I pass a couple on the way up the bank who reiterate my thoughts on the beautfy of this place.  They said they decided to go ahead and buy a travel trailer.  They were going to wait til they were old and retired, but....

I interjected...."you want to live now." 

"Yes," they both said almost at the same time.  "We've taken it out 25 times already this year.  We even snow camped." 

"Right on!" I said.  I told them how I've vegetated in a vile mood and now I'm trying to get out into this beautiful state instead whenever I can.  "We could die at any moment," I said, remembering the CO shooting again.  "I want to see places like this."

The couple both nodded. "We do too."

I went back down the other side of the creek trail, which was rocky and narrow and beautiful.  Finally I came to the bridge that crossed back to the other side and joined the main trail in, just beyone Merten Mill.  So I knew where I was then and knew I had a couple miles at least still to go.  My right leg was hurting.  I began to sing to myself to keep my mind from it.  I had a hard time coming up with songs whose lyrics I could recall, however.  I remembered "Joy to the World" by Three Dog Night, of all songs.  Then a Cheeseburger in Paradise came to mind.

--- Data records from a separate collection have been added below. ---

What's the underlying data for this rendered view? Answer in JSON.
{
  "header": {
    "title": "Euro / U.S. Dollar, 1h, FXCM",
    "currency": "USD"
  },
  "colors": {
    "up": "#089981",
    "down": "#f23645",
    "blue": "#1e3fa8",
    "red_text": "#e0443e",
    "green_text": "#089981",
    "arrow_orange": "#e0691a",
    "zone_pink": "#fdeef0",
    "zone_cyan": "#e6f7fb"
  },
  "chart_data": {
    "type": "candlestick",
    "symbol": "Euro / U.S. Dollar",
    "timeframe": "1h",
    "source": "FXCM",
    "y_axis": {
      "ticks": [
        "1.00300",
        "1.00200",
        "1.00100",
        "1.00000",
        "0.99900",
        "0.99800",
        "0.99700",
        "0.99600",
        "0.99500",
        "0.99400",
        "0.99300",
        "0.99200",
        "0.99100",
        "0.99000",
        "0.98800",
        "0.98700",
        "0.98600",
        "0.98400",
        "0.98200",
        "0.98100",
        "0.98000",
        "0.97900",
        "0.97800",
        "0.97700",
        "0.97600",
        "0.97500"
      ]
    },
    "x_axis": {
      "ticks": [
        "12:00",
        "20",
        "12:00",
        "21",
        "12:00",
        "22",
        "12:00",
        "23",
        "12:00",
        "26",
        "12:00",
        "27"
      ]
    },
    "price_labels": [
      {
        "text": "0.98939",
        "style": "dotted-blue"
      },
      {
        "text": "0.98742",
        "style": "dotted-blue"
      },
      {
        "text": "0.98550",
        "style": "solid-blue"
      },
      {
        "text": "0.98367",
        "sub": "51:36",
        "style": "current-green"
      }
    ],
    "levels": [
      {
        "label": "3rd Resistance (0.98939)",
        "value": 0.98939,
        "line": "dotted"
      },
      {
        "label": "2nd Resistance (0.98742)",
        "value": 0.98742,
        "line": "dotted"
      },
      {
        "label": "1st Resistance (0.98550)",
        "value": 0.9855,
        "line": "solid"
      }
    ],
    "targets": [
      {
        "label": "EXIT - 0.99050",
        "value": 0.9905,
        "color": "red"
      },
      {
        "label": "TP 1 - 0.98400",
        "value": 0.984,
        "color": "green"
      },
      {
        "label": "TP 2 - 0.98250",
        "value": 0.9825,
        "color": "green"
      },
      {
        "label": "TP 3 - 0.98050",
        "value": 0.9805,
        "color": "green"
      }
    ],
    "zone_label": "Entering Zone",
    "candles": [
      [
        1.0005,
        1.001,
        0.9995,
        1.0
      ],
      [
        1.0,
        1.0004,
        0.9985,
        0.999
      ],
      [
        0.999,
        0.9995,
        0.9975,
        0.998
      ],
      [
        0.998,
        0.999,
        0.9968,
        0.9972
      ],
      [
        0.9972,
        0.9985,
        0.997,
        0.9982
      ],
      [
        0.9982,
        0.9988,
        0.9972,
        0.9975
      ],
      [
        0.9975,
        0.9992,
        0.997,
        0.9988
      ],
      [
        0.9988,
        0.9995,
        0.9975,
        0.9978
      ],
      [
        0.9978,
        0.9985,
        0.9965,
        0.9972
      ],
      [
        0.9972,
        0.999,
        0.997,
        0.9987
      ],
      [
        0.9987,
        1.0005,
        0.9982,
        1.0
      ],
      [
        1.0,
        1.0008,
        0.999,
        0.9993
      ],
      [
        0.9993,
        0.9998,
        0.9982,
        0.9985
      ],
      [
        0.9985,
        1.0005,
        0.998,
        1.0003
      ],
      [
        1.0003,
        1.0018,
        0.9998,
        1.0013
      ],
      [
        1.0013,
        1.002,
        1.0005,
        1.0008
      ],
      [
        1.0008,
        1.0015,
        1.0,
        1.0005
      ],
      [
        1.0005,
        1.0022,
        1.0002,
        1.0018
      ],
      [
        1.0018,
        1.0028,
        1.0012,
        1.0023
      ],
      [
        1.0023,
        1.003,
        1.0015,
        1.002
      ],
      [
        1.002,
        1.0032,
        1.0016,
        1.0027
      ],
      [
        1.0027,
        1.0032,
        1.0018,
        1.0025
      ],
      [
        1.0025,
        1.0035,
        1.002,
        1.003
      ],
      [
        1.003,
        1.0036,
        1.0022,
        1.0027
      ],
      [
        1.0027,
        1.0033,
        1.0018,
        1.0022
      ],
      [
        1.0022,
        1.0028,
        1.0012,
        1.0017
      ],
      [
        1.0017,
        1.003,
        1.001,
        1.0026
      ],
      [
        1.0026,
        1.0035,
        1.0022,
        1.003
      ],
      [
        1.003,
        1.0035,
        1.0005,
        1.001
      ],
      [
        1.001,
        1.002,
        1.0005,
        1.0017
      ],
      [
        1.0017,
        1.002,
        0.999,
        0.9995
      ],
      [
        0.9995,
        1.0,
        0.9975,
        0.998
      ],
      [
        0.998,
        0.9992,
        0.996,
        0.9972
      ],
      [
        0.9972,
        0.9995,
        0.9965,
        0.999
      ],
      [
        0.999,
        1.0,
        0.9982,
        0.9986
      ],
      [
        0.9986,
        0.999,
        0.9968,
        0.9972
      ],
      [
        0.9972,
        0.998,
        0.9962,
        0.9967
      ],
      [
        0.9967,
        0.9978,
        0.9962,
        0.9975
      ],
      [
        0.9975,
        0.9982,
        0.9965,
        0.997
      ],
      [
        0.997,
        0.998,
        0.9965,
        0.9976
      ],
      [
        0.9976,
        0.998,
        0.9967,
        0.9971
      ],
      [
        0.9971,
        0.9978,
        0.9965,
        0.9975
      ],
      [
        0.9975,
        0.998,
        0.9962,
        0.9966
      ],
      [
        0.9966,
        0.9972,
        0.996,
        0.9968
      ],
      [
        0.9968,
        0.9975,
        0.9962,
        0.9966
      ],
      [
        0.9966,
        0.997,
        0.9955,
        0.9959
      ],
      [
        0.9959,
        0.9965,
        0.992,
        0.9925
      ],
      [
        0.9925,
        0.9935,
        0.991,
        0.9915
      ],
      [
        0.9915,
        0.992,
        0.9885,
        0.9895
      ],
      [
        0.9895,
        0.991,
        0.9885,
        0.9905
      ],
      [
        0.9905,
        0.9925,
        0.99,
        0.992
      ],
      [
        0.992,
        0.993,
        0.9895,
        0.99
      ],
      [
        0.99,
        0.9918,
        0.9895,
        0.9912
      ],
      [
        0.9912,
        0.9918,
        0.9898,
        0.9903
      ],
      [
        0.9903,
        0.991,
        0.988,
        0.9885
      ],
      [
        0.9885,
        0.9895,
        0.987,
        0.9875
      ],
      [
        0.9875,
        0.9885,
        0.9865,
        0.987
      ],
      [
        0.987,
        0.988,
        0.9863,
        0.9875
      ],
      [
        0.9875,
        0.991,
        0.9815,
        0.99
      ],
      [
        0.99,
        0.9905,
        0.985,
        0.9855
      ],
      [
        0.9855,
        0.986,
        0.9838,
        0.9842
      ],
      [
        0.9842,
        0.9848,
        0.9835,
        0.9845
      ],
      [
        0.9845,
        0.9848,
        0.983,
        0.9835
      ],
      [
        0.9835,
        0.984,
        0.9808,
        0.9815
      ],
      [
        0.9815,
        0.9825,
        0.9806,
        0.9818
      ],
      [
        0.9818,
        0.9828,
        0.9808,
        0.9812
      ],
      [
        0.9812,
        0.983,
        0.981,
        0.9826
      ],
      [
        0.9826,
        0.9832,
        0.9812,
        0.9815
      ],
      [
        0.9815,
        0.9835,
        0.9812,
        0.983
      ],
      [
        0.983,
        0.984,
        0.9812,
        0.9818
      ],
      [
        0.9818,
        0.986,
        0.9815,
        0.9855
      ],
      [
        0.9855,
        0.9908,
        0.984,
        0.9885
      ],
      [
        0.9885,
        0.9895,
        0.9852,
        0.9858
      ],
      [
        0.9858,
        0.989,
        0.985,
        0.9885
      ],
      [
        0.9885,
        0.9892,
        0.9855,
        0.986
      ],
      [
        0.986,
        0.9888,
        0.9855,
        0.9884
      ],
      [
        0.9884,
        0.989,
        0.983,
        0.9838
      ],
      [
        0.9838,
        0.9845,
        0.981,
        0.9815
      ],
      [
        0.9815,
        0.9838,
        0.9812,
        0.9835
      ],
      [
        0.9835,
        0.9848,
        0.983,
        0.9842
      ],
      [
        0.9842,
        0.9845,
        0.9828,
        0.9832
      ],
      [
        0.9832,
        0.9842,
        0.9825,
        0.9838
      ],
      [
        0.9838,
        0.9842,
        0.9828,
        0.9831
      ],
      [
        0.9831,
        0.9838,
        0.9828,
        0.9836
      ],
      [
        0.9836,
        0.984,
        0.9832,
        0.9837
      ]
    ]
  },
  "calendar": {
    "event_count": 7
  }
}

A family passed me.  The woman turned, asked "Was that you in the water back there?"

"It was," I admitted. 

"Was it cold?" she asked.

"Freezing," I said.  She smiled.  "Good for you for going in." 

I said, "It was something that had to be done."

I made it up the trail the last couple of miles and sprinted the last quarter mile.  My bad leg said it wanted to do that, to show me it could and that it did and would support me.

I was humming Margaritaville by then and was very sure I was warped somehow into an OPB broadcast of Prairie Home Companion.